New Delhi: In the Khan household in Delhi’s Nizammuddin Basti, 10:30am has attained special significance since India went into lockdown in March. When the WhatsApp notification pings, Sahil, 14, runs down with his mother’s phone to the ground floor, where his father, mother, grandmother and two younger siblings eagerly wait for him. Sahil makes space for himself in the middle and plays the WhatsApp audio message. “To fight corona, wash your hands properly, don’t step out of the house till necessary…,” a female voice announces a series of precautions to be taken to fight coronavirus, in Hinglish. The one-minute audio lesson then flows to the breakfast table for discussion and to two family WhatsApp groups.
The voices belong to sehat aapas, or health sisters, who have been working with the Aga Khan Trust (AKT) for Culture for years to improve the quality of life of their 20,000 neighbours in Nizamuddin Basti, a south Delhi area dominated by the Muslim community. Since the covid-19 outbreak, they’ve doubled down on efforts to spread awareness, promote hygiene, conduct door-to-door surveys and distribute dry rations, masks, soaps, sanitizers and other protective gear.
Towards the end of March, Nizammuddin Basti, which has over 1,200 cheek-by-jowl houses, mostly in narrow lanes, made national headlines when a six-storeyed white building that served as the headquarters of Tablighi Jamaat, an evangelical sect, emerged as one of the country’s biggest coronavirus disease hot spots.

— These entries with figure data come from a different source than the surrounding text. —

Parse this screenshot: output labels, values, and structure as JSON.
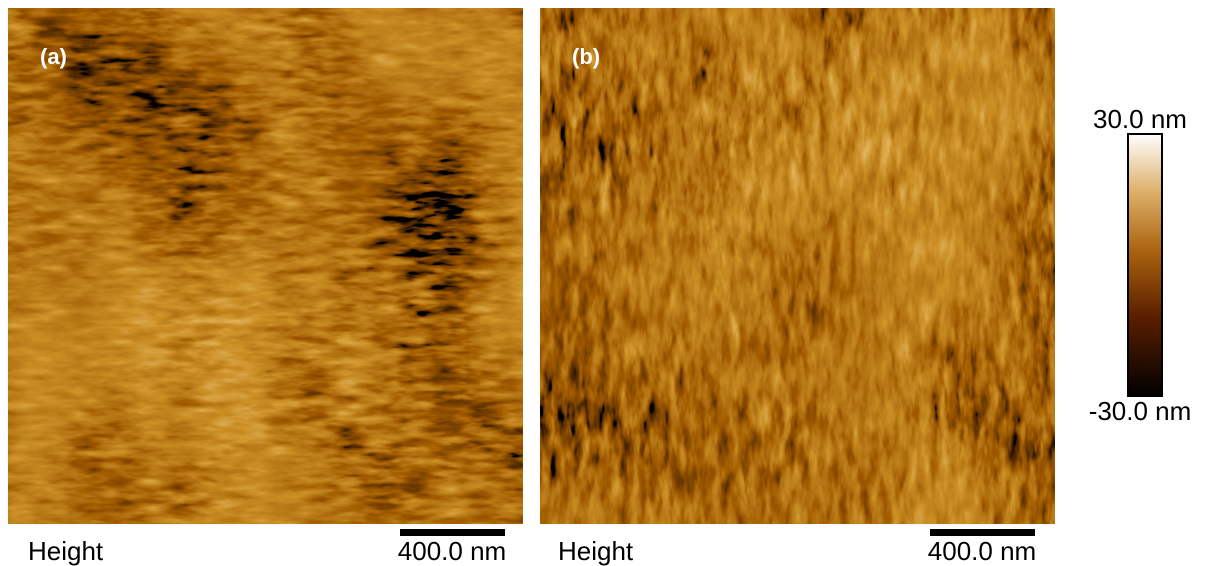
{
  "panels": [
    {
      "label": "(a)",
      "caption": "Height",
      "scale_bar": "400.0 nm"
    },
    {
      "label": "(b)",
      "caption": "Height",
      "scale_bar": "400.0 nm"
    }
  ],
  "colorbar": {
    "max_label": "30.0 nm",
    "min_label": "-30.0 nm"
  }
}
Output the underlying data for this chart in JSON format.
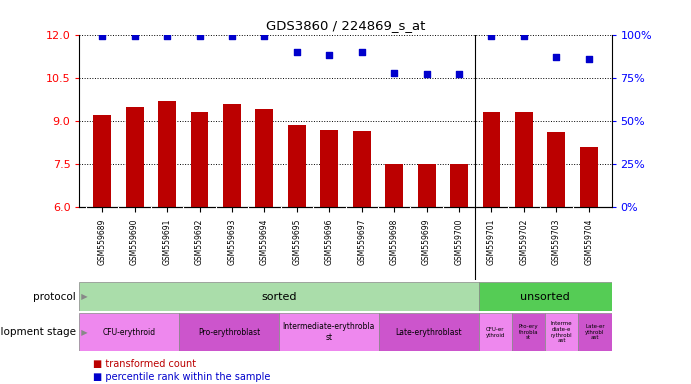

Officials estimated that more than a third of the country’s cases at that time were connected to the Tablighi Jamaat. Since then, Nizammuddin Basti has reported just 14 positive cases, including four deaths, shows official data.
The turnaround has been largely due to the residents’ determination to curb the virus by working with volunteers and government authorities to stem the spread. “The residents were very supportive in testing. It’s a densely populated area,” Harleen Kaur, district magistrate, south-east Delhi, says. “With quick action done in a consistent manner, we were able to nip it in the bud,” she says, adding that Nizammuddin Basti is “a success story.”

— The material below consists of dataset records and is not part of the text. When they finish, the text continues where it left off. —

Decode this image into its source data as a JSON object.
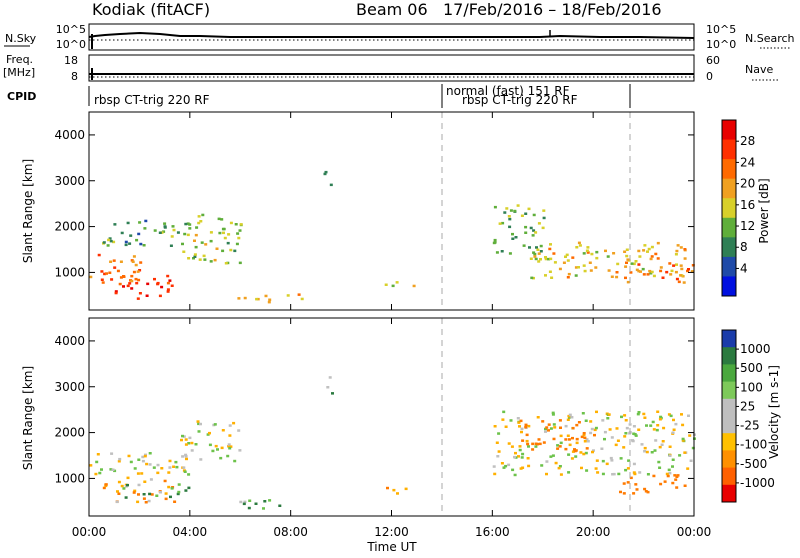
{
  "header": {
    "station": "Kodiak (fitACF)",
    "beam": "Beam 06",
    "date_range": "17/Feb/2016 – 18/Feb/2016"
  },
  "sky_panel": {
    "left_label": "N.Sky",
    "left_ticks": [
      "10^5",
      "10^0"
    ],
    "right_ticks": [
      "10^5",
      "10^0"
    ],
    "right_label": "N.Search"
  },
  "freq_panel": {
    "left_label_top": "Freq.",
    "left_label_unit": "[MHz]",
    "left_ticks": [
      "18",
      "8"
    ],
    "right_ticks": [
      "60",
      "0"
    ],
    "right_label": "Nave"
  },
  "cpid_panel": {
    "label": "CPID",
    "segments": [
      {
        "text": "rbsp CT-trig 220 RF",
        "start_hour": 0
      },
      {
        "text": "normal (fast) 151 RF",
        "start_hour": 14.0
      },
      {
        "text": "rbsp CT-trig 220 RF",
        "start_hour": 14.0,
        "end_hour": 21.5
      }
    ],
    "markers_hours": [
      14.0,
      21.5
    ]
  },
  "axes": {
    "y_label": "Slant Range [km]",
    "y_ticks": [
      1000,
      2000,
      3000,
      4000
    ],
    "x_label": "Time UT",
    "x_ticks": [
      "00:00",
      "04:00",
      "08:00",
      "12:00",
      "16:00",
      "20:00",
      "00:00"
    ],
    "x_range_hours": [
      0,
      24
    ],
    "y_range_km": [
      180,
      4500
    ]
  },
  "power_colorbar": {
    "label": "Power [dB]",
    "ticks": [
      "28",
      "24",
      "20",
      "16",
      "12",
      "8",
      "4"
    ],
    "colors": [
      "#0010e0",
      "#1f4aa8",
      "#2f7f55",
      "#5fae3a",
      "#d8d02a",
      "#f0a020",
      "#ff6a00",
      "#ff3000",
      "#e80000"
    ]
  },
  "velocity_colorbar": {
    "label": "Velocity [m s-1]",
    "ticks": [
      "1000",
      "500",
      "100",
      "25",
      "-25",
      "-100",
      "-500",
      "-1000"
    ],
    "colors": [
      "#1a3caa",
      "#2b7a3f",
      "#4aa83e",
      "#7dc95a",
      "#bfbfbf",
      "#bfbfbf",
      "#ffc000",
      "#ff9000",
      "#ff6000",
      "#e80000"
    ]
  },
  "chart_data": [
    {
      "type": "heatmap",
      "title": "Power [dB]",
      "xlabel": "Time UT",
      "ylabel": "Slant Range [km]",
      "xlim_hours": [
        0,
        24
      ],
      "ylim_km": [
        180,
        4500
      ],
      "grid": false,
      "features": [
        {
          "t0": 0.0,
          "t1": 2.0,
          "r0": 700,
          "r1": 1500,
          "power_db": 24
        },
        {
          "t0": 1.0,
          "t1": 3.6,
          "r0": 450,
          "r1": 950,
          "power_db": 28
        },
        {
          "t0": 3.6,
          "t1": 6.0,
          "r0": 1200,
          "r1": 2300,
          "power_db": 14
        },
        {
          "t0": 0.5,
          "t1": 4.0,
          "r0": 1600,
          "r1": 2200,
          "power_db": 10
        },
        {
          "t0": 5.8,
          "t1": 8.5,
          "r0": 350,
          "r1": 550,
          "power_db": 18
        },
        {
          "t0": 9.3,
          "t1": 9.6,
          "r0": 2800,
          "r1": 3300,
          "power_db": 12
        },
        {
          "t0": 11.4,
          "t1": 13.0,
          "r0": 700,
          "r1": 850,
          "power_db": 14
        },
        {
          "t0": 16.0,
          "t1": 18.0,
          "r0": 1300,
          "r1": 2500,
          "power_db": 12
        },
        {
          "t0": 17.5,
          "t1": 24.0,
          "r0": 900,
          "r1": 1700,
          "power_db": 18
        },
        {
          "t0": 21.0,
          "t1": 24.0,
          "r0": 800,
          "r1": 1200,
          "power_db": 24
        }
      ]
    },
    {
      "type": "heatmap",
      "title": "Velocity [m s-1]",
      "xlabel": "Time UT",
      "ylabel": "Slant Range [km]",
      "xlim_hours": [
        0,
        24
      ],
      "ylim_km": [
        180,
        4500
      ],
      "grid": false,
      "features": [
        {
          "t0": 0.0,
          "t1": 4.0,
          "r0": 1000,
          "r1": 1600,
          "velocity": 0
        },
        {
          "t0": 3.6,
          "t1": 6.0,
          "r0": 1400,
          "r1": 2300,
          "velocity": 0
        },
        {
          "t0": 0.5,
          "t1": 3.5,
          "r0": 500,
          "r1": 1000,
          "velocity": -100
        },
        {
          "t0": 1.0,
          "t1": 4.0,
          "r0": 600,
          "r1": 900,
          "velocity": 100
        },
        {
          "t0": 5.8,
          "t1": 8.5,
          "r0": 350,
          "r1": 550,
          "velocity": 100
        },
        {
          "t0": 9.3,
          "t1": 9.6,
          "r0": 2800,
          "r1": 3300,
          "velocity": 50
        },
        {
          "t0": 11.4,
          "t1": 13.0,
          "r0": 700,
          "r1": 850,
          "velocity": -100
        },
        {
          "t0": 16.0,
          "t1": 24.0,
          "r0": 1100,
          "r1": 2500,
          "velocity": 0
        },
        {
          "t0": 17.0,
          "t1": 20.0,
          "r0": 1600,
          "r1": 2300,
          "velocity": -300
        },
        {
          "t0": 21.0,
          "t1": 24.0,
          "r0": 700,
          "r1": 1100,
          "velocity": -200
        }
      ]
    }
  ]
}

In March, fear was the predominant emotion in the area. “Most people work in the informal sector and had lost jobs. When the Tablighi incident happened, everyone in the area was scared. It had also become a communal issue,” says Mehrun Nisha, one of the nine sehat aapas. “That’s when we decided to start the WhatsApp radio broadcast.” The daily broadcast, which goes out to 20,000 people, includes information from the World Health Organization website. “We have also started included videos from WHO with Hindi subtitles.”
In the locality, it’s come to be known as “WhatsApp radio”, and the voices of the aapas, who have cultivated deep ties over the years, carry weight in the community. “The broadcast is spoken by women from our basti. We trust them and follow everything they say,” says Sahil’s mother Asma, 45. The aapas’ words help them sift through the flood of misinformation and rumour on social media and elsewhere. “Listening to the WhatsApp radio is the highlight of our day. We sit together and listen; they tell us what we need to know,” says Asma.
When the Tablighi Jamaat news broke out, over 50 women AKT volunteers in April conducted door-to-door surveys, in collaboration with the Delhi government and doctors. “There was a lot of apprehension among people because of stigma, but since sehat aapaas already knew the people, we were able to do the whole exercise in a single day,” says Rajnee Dutta, the resident medical superintendent at the municipal corporation-run polyclinic in the basti, who was part of the survey team.
In a sero-survey done July in the area, 42% people were found to have covid-19 antibodies, though case numbers have been low. “To be honest, I’m at loss of words. It’s a tight-knit community living in small houses. Yes, there’s a possibility that people didn’t report cases because of the stigma but how long can someone stay in their house if their health condition deteriorates? Clearly, increased awareness has been a key to controlling the spread of the virus,” Dutta says.
The past five months have been bittersweet experience for the Khan family. Asma is happy that even though her community has defeated covid-19 they continue to stay vigilant. “We were called ‘superspreaders’; we proved everyone wrong. But still nobody wants to hire my husband (he lost job as an electrician) because we live in Nizammuddin Basti.”